I thank the authors for their responses and clarifications.

  • I maintain my reservations regarding weakness w1, particularly concerning the motivation, which I believe could still be refined. I encourage the authors to incorporate the new experimental results into the paper to strengthen this aspect.
  • Regarding w2, I appreciate the quantitative details provided, which offer meaningful points of comparison.

Thank you as well for addressing my question — I am satisfied with the response.

评论

We sincerely thank reviewer i838 for the constructive feedback. We will incorporate the suggested changes in our revision. Thank you again for your time and effort in reviewing our submission.

最终决定

The paper proposes Sparse MeZO, a memory-efficient zeroth-order (ZO) optimization approach for LLM fine-tuning. The core claim is that ZO gradient noise disproportionately harms large-magnitude weights, so selectively applying updates only to small-magnitude weights reduces noise sensitivity, accelerates convergence, and improves performance. The method also includes a memory-optimized masking implementation that enables fine-tuning models as large as LLaMA-30B on a single A100 GPU. Experimental results across SuperGLUE, commonsense reasoning, and math tasks show consistent gains over MeZO, with improvements of up to 9% accuracy and 3.5× faster convergence.
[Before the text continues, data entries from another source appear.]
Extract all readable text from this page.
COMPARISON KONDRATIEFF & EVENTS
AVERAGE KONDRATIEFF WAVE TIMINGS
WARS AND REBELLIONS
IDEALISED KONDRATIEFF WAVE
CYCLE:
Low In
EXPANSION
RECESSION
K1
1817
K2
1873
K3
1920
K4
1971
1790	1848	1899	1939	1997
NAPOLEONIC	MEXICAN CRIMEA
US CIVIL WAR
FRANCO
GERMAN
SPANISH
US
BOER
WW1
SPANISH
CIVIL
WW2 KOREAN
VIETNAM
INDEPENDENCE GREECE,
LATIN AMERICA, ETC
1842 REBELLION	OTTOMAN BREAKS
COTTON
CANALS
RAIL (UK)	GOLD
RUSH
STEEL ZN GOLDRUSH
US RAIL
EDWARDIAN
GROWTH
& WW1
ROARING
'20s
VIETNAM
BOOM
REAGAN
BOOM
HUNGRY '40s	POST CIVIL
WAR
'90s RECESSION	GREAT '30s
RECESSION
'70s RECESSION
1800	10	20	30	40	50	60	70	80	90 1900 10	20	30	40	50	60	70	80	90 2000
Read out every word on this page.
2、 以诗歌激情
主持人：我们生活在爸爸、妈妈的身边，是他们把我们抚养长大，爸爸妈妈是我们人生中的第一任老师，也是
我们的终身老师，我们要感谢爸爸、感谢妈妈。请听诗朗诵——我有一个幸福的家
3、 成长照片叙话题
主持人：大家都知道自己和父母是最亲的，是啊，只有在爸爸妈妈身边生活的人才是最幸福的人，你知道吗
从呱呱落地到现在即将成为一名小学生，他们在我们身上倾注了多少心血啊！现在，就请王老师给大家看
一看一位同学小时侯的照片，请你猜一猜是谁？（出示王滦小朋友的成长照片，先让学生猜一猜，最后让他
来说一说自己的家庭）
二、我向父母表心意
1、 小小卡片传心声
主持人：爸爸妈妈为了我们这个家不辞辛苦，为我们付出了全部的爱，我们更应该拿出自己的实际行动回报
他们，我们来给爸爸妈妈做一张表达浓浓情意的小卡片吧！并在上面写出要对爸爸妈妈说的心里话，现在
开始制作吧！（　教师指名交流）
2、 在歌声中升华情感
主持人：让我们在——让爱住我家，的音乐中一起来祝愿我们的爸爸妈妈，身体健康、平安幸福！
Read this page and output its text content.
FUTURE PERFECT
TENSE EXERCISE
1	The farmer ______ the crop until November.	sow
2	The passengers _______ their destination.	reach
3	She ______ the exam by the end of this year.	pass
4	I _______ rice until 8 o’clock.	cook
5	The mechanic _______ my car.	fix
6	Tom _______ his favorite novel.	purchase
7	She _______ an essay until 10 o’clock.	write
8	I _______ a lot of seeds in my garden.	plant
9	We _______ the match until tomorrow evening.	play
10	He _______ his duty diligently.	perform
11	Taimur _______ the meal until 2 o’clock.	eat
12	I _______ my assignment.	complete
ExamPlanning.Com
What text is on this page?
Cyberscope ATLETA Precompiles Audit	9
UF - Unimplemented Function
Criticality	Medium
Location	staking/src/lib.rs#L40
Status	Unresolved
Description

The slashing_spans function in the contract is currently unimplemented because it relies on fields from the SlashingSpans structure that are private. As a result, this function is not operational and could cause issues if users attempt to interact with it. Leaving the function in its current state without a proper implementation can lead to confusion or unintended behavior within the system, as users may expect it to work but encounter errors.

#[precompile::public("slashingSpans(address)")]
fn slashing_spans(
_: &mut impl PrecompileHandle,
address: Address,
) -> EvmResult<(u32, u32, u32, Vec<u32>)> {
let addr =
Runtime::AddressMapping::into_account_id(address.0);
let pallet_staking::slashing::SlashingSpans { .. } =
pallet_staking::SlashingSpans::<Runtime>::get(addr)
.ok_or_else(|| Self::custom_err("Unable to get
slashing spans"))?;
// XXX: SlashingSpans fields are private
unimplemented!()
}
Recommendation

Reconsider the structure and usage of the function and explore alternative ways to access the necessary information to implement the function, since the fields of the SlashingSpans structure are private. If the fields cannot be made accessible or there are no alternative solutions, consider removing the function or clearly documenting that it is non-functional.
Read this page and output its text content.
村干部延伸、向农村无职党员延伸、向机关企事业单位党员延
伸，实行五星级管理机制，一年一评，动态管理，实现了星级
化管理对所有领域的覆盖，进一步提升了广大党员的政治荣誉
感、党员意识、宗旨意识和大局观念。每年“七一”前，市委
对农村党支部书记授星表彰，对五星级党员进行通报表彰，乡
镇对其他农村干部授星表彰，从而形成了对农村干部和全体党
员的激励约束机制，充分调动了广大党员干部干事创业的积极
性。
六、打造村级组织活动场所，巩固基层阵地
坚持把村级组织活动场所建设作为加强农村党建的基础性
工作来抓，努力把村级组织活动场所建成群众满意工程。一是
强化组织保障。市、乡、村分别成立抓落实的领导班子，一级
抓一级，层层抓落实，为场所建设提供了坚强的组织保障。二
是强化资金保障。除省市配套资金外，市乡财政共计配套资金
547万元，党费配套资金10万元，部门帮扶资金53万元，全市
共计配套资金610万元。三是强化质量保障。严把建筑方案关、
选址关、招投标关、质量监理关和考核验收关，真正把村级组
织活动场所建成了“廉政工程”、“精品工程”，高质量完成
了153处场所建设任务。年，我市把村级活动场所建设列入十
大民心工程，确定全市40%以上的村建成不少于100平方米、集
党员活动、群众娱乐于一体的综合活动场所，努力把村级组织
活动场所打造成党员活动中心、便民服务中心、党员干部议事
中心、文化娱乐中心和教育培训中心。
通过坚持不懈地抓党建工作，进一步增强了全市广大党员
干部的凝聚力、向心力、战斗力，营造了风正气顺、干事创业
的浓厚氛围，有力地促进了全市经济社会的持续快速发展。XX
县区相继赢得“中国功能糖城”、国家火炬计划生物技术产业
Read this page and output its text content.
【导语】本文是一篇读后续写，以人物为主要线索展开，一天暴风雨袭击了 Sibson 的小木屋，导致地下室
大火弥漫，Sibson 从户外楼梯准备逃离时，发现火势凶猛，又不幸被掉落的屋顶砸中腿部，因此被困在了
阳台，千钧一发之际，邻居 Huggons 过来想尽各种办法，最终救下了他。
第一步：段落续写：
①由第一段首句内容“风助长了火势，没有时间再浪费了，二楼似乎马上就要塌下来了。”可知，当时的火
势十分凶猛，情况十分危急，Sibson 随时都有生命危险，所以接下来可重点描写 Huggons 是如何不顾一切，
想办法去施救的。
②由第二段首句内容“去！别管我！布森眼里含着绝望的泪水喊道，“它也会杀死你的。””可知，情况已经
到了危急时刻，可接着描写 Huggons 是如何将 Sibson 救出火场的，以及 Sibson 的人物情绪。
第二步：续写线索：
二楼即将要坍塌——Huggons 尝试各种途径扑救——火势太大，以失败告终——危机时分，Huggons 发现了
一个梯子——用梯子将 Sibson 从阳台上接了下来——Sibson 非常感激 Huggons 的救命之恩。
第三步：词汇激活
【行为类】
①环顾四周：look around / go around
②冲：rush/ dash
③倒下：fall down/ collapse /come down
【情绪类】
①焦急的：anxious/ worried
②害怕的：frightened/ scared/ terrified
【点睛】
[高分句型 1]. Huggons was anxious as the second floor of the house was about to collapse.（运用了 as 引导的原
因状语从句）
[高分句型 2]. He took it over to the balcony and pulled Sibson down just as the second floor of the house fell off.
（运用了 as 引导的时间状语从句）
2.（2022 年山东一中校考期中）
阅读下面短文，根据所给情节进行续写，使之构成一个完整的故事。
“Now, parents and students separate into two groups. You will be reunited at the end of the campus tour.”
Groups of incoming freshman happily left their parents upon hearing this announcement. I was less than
The strengths of the paper include a clear empirical observation motivating the method, a simple yet effective algorithm with negligible overhead, strong empirical results across models and tasks, and an impactful system contribution that lowers hardware barriers for LLM fine-tuning. Reviewers also noted the novelty of focusing on weight magnitudes and the practical significance of enabling large-scale fine-tuning under constrained resources.

Weaknesses raised include limited theoretical guarantees (the provided theorem applies only to fixed masks), incremental contributions relative to MeZO, incomplete baselines in the initial submission, and questions about sparsity threshold choice. Some reviewers also noted the gap between Sparse MeZO and first-order methods remains and suggested broader evaluation on challenging benchmarks and comparison with other sparse ZO methods such as SensZOQ.

The decision to accept is based on the strong empirical evidence, practical utility, and the clear motivation behind the method. While the contribution could be considered incremental, the simplicity, demonstrated effectiveness, and memory savings make it valuable for the community. The paper stands out because it addresses a critical bottleneck in ZO optimization with a principled and practical solution that enables new capabilities, such as fine-tuning 30B-parameter models on commodity hardware.

During the rebuttal, reviewers requested additional comparisons (e.g., with SensZOQ, ZO-SVRG, and ZO-SGD), clarity on sparsity selection, more ablations, reporting of variance, and evaluations on harder tasks. The authors addressed these comprehensively by running new experiments, providing ablations that confirmed the advantage of small-weight updates, clarifying the fixed-threshold scheme, reporting standard deviations, and expanding evaluations (including MMLU and comparisons with variance-reduction ZO methods). These responses resolved most concerns and improved reviewer confidence, with several reviewers raising their scores. Overall, the combination of methodological insight, practical system implementation, and strong rebuttal makes this a solid accept.